Search engines trawl the web, sifting through billions of data points to serve up information in a fraction of a second. The access to instant information we’ve come to take for granted is based on an enormous system of data retrieval and software.
Google has been the most forthcoming about how its search engine works, so I’ll use it as an example.
At the simplest level, search engines do two things.
- Index information. Discover and store information about 30 trillion individual pages on the World Wide Web.
- Return results. Through a sophisticated series of algorithms and machine learning, identify and display to the searcher the pages most relevant to her search query.
Crawling and Indexation
How did Google find 30 million web pages? Over the past 18 years, Google has been crawling the web, page by page. A software program called a crawler — also known as a robot, bot, or spider — starts with an initial set of web pages. To get the crawler started, a human enters a seed set of pages, giving the crawler content and links to index and follow. Google’s crawling software is called Googlebot, Bing’s is called Bingbot, and Yahoo uses Slurp.
When a bot encounters a page, it captures the information on that page, including the textual content, the HTML code that renders the page, information about how the page is linked to, and the pages to which it links.
As Googlebot crawls, it discovers more and more links. The image below shows a very simplistic diagram of a single, three-page crawl path on Jerry’s Artarama, a discount art supplies ecommerce site.
The logo at left indicates a starting point at the site’s home page, where Googlebot encounters 184 links: the 10 listed and 174 more. When Googlebot follows the “Acrylic Paints and Mediums” link in the header navigation, it discovers another page. The “Acrylic Paints and Mediums” page has 135 links on it. When Googlebot follows the link to another page, such as “Winsor & Newton Acrylics and Mediums,” it encounters 108 links. The example ends there, but crawlers continue accessing pages via the links on each page they discover until all of the pages considered relevant have been discovered.
In the process of crawling a site, bots will encounter the same links repeatedly. For example, the links in the header and footer navigation should be on every page. Instead of recrawling the content in the same visit, Googlebot may just note the relationship between the two pages based on that link and move on to the next unique page.
All of the information gathered during the crawl — for 30 trillion web pages — is stored in enormous databases in enormous data centers. To get an idea of the scale of just one of its 15 data centers, watch Google’s official tour video “Inside a Google data center.”
As bots crawl to discover information, the information is stored in an index inside the data centers. The index organizes information and tells a search engine’s algorithms where to find the relevant information when returning search results.
But an index isn’t like a dark closet that everything gets stuffed into randomly as it’s crawled. Indexation is tidy, with discovered web page information stored along with other relevant information, such as whether the content is new or an updated version, the context of the content, the linking structure within that particular website and the rest of the web, synonyms for words within the text, when the page was published, and whether it contains pictures or video.
Returning Search Results
Results are displayed after you search for something in a search engine. Every web page displayed is called a search result, and the order in which the search results are displayed is known as ranking.
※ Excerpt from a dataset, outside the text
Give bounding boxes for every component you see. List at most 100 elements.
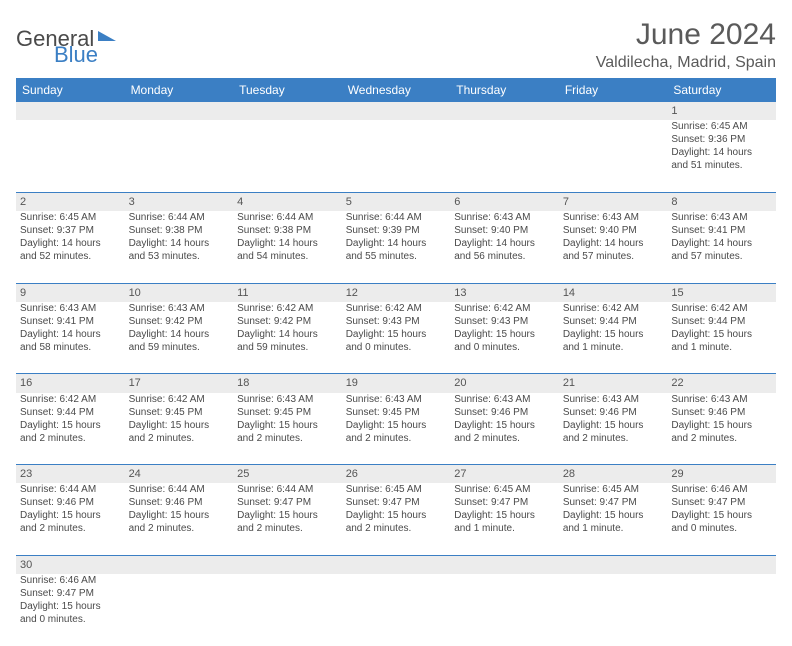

But once information is crawled and indexed, how does Google decide what to show in search results? The answer, of course, is a closely guarded secret.
How a search engine decides what to display is loosely referred to as its algorithm. Every search engine uses proprietary algorithms that it has designed to pull the most relevant information from its indices as quickly as possible in order to display it in a manner that its human searchers will find most useful.
For instance, Google Search Quality Senior Strategist Andrey Lipattsev recently confirmed that Google’s top three search ranking factors are content, links, and RankBrain, a machine learning artificial intelligence system. Regardless of what each search engine calls its algorithm, the basic functions of modern search engine algorithms are similar.
Content determines contextual relevance. The words on a page, combined with the context in which they are used and to pages they are linked to, determines how the content is stored in the index and which search queries it might answer.
Links determine authority and relevance. In addition to providing a pathway for crawling and discovering new content, links also act as authority signals. Authority is determined by measuring signals related to the relevance and quality of the pages linking into each individual page, as well as the relevance and quality of the pages to which that page links.
Search engine algorithms combine hundreds of signals with machine learning to determine the match between each page’s context and authority and the searcher’s query to serve up a page of search results. A page needs to be among the top seven to 10 most-highly-matched pages algorithmically, in both contextual relevance and authority, to be displayed on the first page of search results.